Voilà pour les composantes de la plateforme qu’il s’agit de faire vivre. « La marque ne s’est jamais éteinte même quand pendant longtemps les gros constructeurs l’ont désertée, dépeint Armand Faure. Le plus gros aboutissement en termes de marketing ou de positionnement ces dernières années, c’est qu’ils ont réussi à faire revenir de grandes marques. » Et pas seulement parce que cela fait vendre, argument de poids alors que l'industrie automobile souffre, ou que les constructeurs ont besoin de raconter une nouvelle histoire pour accompagner la mobilité de demain.

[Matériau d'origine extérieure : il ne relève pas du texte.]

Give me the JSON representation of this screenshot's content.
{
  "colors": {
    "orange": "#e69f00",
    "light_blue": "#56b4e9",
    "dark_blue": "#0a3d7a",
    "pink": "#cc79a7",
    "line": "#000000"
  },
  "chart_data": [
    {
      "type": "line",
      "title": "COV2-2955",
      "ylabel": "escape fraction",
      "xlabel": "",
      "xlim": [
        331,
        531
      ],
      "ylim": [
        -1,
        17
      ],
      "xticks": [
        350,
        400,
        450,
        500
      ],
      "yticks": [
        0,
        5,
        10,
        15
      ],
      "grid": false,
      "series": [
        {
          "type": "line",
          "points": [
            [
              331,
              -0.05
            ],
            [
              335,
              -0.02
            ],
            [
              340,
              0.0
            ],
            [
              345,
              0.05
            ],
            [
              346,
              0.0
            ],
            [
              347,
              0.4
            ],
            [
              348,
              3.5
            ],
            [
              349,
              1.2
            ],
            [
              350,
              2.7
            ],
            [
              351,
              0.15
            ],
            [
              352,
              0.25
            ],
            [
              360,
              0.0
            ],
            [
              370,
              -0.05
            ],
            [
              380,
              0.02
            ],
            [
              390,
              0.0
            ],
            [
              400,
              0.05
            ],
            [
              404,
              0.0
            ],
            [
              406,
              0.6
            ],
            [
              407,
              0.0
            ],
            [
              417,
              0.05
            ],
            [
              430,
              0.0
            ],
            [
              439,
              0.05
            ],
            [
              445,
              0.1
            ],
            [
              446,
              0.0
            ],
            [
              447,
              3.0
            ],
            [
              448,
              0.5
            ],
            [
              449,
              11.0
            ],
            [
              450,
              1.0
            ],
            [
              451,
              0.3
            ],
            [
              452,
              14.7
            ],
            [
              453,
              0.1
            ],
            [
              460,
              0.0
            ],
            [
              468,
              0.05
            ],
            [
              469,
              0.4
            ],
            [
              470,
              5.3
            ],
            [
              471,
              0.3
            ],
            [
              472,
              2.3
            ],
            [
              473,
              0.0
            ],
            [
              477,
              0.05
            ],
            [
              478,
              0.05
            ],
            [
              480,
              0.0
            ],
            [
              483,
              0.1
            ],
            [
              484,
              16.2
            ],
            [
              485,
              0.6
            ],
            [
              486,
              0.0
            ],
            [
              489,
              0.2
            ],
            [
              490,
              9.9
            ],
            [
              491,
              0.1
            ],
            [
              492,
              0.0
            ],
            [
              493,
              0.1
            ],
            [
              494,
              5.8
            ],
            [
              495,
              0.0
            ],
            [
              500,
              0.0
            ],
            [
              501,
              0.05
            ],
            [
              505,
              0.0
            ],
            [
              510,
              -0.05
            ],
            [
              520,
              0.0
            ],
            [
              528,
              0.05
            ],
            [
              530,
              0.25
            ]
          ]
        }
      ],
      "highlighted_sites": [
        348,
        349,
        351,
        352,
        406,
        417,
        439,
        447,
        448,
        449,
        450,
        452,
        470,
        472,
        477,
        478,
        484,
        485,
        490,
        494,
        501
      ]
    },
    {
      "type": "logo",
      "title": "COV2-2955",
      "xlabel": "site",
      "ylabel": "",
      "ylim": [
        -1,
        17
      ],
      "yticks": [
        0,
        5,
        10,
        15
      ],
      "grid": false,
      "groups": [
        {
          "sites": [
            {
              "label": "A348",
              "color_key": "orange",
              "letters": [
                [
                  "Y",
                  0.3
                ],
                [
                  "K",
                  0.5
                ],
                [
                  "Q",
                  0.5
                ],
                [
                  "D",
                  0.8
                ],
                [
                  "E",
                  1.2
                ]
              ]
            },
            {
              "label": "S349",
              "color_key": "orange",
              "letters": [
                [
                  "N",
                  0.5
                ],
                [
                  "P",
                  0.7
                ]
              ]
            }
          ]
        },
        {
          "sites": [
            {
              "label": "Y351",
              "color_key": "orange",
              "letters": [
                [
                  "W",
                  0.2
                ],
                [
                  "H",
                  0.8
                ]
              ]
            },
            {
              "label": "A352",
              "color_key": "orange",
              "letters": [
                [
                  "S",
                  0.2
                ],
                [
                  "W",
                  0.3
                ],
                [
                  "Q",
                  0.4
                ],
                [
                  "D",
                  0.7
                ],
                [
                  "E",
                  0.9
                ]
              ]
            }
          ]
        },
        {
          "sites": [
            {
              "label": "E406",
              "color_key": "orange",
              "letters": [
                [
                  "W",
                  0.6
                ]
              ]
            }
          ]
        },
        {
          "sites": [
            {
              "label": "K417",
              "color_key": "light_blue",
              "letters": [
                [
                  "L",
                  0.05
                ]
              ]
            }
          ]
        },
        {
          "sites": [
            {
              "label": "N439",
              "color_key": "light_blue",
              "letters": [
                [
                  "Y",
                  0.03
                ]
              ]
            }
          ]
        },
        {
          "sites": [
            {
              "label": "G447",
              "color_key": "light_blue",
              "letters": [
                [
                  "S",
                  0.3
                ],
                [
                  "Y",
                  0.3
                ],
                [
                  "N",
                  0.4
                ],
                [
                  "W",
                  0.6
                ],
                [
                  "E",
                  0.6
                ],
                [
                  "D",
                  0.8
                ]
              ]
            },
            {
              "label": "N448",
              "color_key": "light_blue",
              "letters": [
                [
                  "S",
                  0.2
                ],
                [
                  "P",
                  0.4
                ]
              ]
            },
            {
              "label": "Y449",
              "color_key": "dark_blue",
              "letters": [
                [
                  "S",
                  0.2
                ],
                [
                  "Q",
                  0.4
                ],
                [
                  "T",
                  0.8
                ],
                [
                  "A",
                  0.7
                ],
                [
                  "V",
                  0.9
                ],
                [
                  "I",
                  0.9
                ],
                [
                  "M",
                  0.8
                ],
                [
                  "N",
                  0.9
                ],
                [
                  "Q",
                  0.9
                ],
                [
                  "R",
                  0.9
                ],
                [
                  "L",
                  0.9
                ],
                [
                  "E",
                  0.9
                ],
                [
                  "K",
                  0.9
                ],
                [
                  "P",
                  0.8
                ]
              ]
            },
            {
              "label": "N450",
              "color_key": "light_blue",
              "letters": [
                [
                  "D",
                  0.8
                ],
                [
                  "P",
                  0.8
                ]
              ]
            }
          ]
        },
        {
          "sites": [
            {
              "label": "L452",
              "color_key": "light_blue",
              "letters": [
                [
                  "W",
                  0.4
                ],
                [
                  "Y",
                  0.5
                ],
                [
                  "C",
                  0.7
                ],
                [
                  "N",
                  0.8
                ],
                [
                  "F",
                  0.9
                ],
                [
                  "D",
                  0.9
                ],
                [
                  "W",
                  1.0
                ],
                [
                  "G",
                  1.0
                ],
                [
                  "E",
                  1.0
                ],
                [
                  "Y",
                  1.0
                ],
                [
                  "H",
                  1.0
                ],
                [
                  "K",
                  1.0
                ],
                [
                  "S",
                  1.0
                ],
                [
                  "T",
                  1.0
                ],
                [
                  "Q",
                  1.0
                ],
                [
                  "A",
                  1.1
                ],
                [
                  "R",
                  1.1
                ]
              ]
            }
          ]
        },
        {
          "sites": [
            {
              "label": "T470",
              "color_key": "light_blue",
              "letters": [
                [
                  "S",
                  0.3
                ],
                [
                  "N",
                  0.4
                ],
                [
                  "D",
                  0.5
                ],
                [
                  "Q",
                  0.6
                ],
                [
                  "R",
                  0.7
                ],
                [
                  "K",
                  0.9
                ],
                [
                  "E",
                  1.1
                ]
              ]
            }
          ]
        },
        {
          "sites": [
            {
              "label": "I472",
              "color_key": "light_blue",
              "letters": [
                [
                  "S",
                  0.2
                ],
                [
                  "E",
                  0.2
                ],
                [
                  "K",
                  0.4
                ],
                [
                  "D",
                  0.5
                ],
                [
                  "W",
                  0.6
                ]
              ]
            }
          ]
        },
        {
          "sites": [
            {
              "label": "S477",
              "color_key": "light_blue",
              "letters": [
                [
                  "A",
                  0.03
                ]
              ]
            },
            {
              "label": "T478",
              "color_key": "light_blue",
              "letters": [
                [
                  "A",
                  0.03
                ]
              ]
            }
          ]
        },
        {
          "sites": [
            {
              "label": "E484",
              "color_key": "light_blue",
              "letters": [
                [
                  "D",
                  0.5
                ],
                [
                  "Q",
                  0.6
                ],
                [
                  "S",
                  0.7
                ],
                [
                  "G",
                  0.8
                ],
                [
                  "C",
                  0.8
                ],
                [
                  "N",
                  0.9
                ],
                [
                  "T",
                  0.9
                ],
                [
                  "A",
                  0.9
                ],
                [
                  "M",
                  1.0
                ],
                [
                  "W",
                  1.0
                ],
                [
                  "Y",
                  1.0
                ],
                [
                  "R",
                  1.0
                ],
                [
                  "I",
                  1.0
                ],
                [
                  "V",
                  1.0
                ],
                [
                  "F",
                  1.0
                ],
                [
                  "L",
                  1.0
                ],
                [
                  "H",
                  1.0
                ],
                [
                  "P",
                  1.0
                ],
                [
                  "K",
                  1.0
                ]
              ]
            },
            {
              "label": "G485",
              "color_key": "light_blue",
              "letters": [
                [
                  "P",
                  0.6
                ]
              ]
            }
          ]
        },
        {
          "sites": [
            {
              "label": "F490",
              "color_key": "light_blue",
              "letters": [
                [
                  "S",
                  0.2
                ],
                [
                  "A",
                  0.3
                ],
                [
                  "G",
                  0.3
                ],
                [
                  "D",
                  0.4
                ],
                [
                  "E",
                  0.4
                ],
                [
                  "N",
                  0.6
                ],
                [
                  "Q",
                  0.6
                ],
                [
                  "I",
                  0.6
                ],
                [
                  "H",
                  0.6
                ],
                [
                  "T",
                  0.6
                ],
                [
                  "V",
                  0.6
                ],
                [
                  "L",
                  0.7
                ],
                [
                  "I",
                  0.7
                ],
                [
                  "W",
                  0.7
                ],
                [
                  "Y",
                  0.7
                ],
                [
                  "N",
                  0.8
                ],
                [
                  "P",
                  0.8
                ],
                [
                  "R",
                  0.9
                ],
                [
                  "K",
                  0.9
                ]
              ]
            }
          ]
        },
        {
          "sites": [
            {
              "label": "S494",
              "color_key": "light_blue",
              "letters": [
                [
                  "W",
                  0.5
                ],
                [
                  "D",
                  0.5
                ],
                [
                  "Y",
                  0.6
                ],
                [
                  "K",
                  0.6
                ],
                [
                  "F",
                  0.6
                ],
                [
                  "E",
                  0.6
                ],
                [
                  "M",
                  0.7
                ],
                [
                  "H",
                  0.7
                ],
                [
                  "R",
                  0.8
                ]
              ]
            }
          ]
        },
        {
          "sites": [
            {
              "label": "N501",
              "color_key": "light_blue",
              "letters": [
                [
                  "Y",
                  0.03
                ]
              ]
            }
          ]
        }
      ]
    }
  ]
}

C’est aussi le fruit d’une volonté de réintroduire de l’innovation, « ramener de nouvelles catégories, de nouvelles énergies, une nouvelle dynamique, de l’hydrogène, capitaliser sur l’aspect laboratoire », énumère l’expert, qui en veut pour preuve, par exemple, le lancement de l’Hypercar en 2021.
À fond la diversification
En parallèle, un travail a été entrepris par l’ACO pour diversifier la marque, qui se décline aujourd’hui en marques filles : 24H Motos, 24H Camions ou encore Le Mans Classic, qui se déroule avec des voitures anciennes. Cette dernière dénomination apparaît comme une façon de garder vivant le côté historique de la marque et de contribuer à une construction pérenne du mythe, si bien d’ailleurs qu’une édition spéciale centenaire se prépare pour ce 29 juin, pour quatre jours. Sans oublier le développement de produits dérivés. Cette diversification résulterait d’une refonte de la plateforme de marque entamée de plus longue date. « Au début de notre collaboration avec l’ACO, en 2010, nous avions commencé par définir le socle de ce que représentaient les 24 Heures du Mans, pour ensuite proposer des directions stratégiques et créatives. Les piliers en sont la passion, le spectacle, l’Histoire, l’imprévisible. Le spectacle renvoie à la popularité. Par exemple, tout a été mis en place pour permettre de passer un bon moment associé à la course, avec des concerts, un village, des espaces de restauration », illustre Dominique Jubert, directeur général de l’agence de branding spécialisée dans le sport Leroy Tremblot, qui a longtemps collaboré avec l’ACO sur des sujets de stratégie de marque et de branding, ainsi qu’avec des équipes privées ou constructeurs engagés dans la course. L’agence avait notamment travaillé sur le changement du logo pour le rendre plus international et sur la création d’un concept de marque déclinable.
Autre aspect qui fait briller la marque : le travail opéré avec les partenaires, parmi lesquels Michelin, Rolex ou TotalEnergies, qui, tous, œuvrent à son rayonnement. Aussi, pour un constructeur, participer aux 24 Heures constitue un gage de visibilité et une garantie de sa propre efficacité. « Les concurrents nous ont choisis car les voitures sont rapides, fiables. Cette référence de performance au Mans est une super carte de visite », témoigne Hugues de Chaunac. Et la boucle se boucle quand, à l’achat d’un véhicule, ses prouesses ou victoires au Mans sont rappelées au client. Tout le monde y gagne.